Chapter 39 – Returning The Beast
It’s not long before we’re back in Tring, me having made another mental note to pop into the Tring Garden Centre café we passed on the way. It used to be a Wyvale but a year or three ago it simplified, became part of ‘the British Garden Centres family’, their Facebook page said. Sometimes I’m too curious for my own good.
My uncle’s car is outside their house which isn’t unusual as they often walk into town but I take it as a good sign nonetheless.
My aunt opens the door and I smile at a splodge of blue paint on her nose. I can’t imagine which part of the painting, other than the sky, would have blue but I simply tap my own nose which prompts her to rub hers and the splodge is successfully transferred onto her right hand. Her left would have been a better choice, especially as it’s holding a tissue…
She looks down at Elliott, or where he should be except he’s already gone into the house. We were too busy with the splodge to have noticed. I hear my uncle coming down the stairs, accompanied by a less elegant scurry of furrier feet and Elliott bounds back into the lounge, as we’ve come in and closed the front door. He jumps up at my aunt and licks her hands. The blue splodge, like the Bluebells’ sausage, is history and he looks particularly pleased with himself… until he starts coughing.
“Oh dear,” my aunt says.
I didn’t think there was enough paint to have tasted anything let alone cause a problem but it turns out, as Elliott regurgitates it, that the offending article was a Cadbury’s éclair sweet I’d lost in the back of my car a few weeks earlier, wrapper still intact. I pick it up by its end and don’t think about what it’s covered in. The sweet itself is mostly toffee but it does have a chocolate centre so just as well it hadn’t disintegrated as chocolate’s notoriously poisonous to dogs.

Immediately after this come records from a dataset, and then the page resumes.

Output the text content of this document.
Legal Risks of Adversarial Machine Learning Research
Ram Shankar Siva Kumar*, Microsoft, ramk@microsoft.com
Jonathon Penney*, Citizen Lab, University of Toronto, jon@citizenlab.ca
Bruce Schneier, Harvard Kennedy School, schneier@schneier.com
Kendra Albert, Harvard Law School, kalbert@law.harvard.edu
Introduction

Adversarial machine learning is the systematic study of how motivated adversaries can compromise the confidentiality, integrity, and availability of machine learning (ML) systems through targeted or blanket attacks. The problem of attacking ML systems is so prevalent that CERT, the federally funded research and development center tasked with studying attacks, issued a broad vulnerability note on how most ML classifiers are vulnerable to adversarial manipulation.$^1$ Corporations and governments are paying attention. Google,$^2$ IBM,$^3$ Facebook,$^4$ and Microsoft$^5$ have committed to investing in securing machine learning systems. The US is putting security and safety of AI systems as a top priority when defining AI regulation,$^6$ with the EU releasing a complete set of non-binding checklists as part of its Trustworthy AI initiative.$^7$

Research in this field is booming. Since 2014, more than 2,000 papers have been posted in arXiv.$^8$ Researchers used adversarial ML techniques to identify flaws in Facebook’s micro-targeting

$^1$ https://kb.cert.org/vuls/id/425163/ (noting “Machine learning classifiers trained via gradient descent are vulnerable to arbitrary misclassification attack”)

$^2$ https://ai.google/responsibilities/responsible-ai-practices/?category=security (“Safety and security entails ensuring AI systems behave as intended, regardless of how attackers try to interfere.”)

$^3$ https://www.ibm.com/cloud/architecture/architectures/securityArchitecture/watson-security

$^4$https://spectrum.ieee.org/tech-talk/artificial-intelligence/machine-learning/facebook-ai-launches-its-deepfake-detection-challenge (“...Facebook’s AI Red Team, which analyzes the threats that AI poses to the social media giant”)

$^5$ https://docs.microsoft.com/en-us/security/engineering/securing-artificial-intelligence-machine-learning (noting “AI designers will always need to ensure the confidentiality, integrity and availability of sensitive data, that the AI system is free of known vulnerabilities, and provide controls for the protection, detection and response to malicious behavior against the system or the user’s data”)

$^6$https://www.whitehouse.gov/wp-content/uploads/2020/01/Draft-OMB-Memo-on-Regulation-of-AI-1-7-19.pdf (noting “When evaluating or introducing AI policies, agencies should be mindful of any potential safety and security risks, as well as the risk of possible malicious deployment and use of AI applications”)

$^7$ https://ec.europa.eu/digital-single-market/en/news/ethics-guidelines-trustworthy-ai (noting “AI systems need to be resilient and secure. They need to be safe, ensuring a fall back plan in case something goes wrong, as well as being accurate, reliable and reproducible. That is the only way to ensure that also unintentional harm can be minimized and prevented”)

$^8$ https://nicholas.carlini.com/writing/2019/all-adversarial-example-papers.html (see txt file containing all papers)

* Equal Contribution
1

A light bulb goes off in my head as I think it would make a great article. Not everyone will know that fact and healthy doesn’t just apply to humans. I could do a week-long animal special. When I get back to Northampton.
An image of the Tring Garden Centre red poppy logo flashes into my brain, pushing aside the thought of the non-human articles, for the time being at least.
“Do you fancy afternoon tea a bit later?” I ask my aunt as we trudge through to the kitchen and I deposit the sweet in the bin. My aunt looks at my uncle who looks back at her.
“At the garden centre?” I add.
My aunt looks at the clock then back at my uncle. “Shall we?”
My uncle nods.
“I have to pop back to my mum’s,” I say, "to do a bit of work but could collect you en route. We could take Elliott and sit outside.”
My aunt and uncle are still looking at each other. “Shall we?” my aunt repeats.
My uncle nods again.
“Great,” I say. “See you at two thirty?”
They both nod. I smile, make a final fuss of Elliott who’s recovered from the regurgitated sweet, and let myself out.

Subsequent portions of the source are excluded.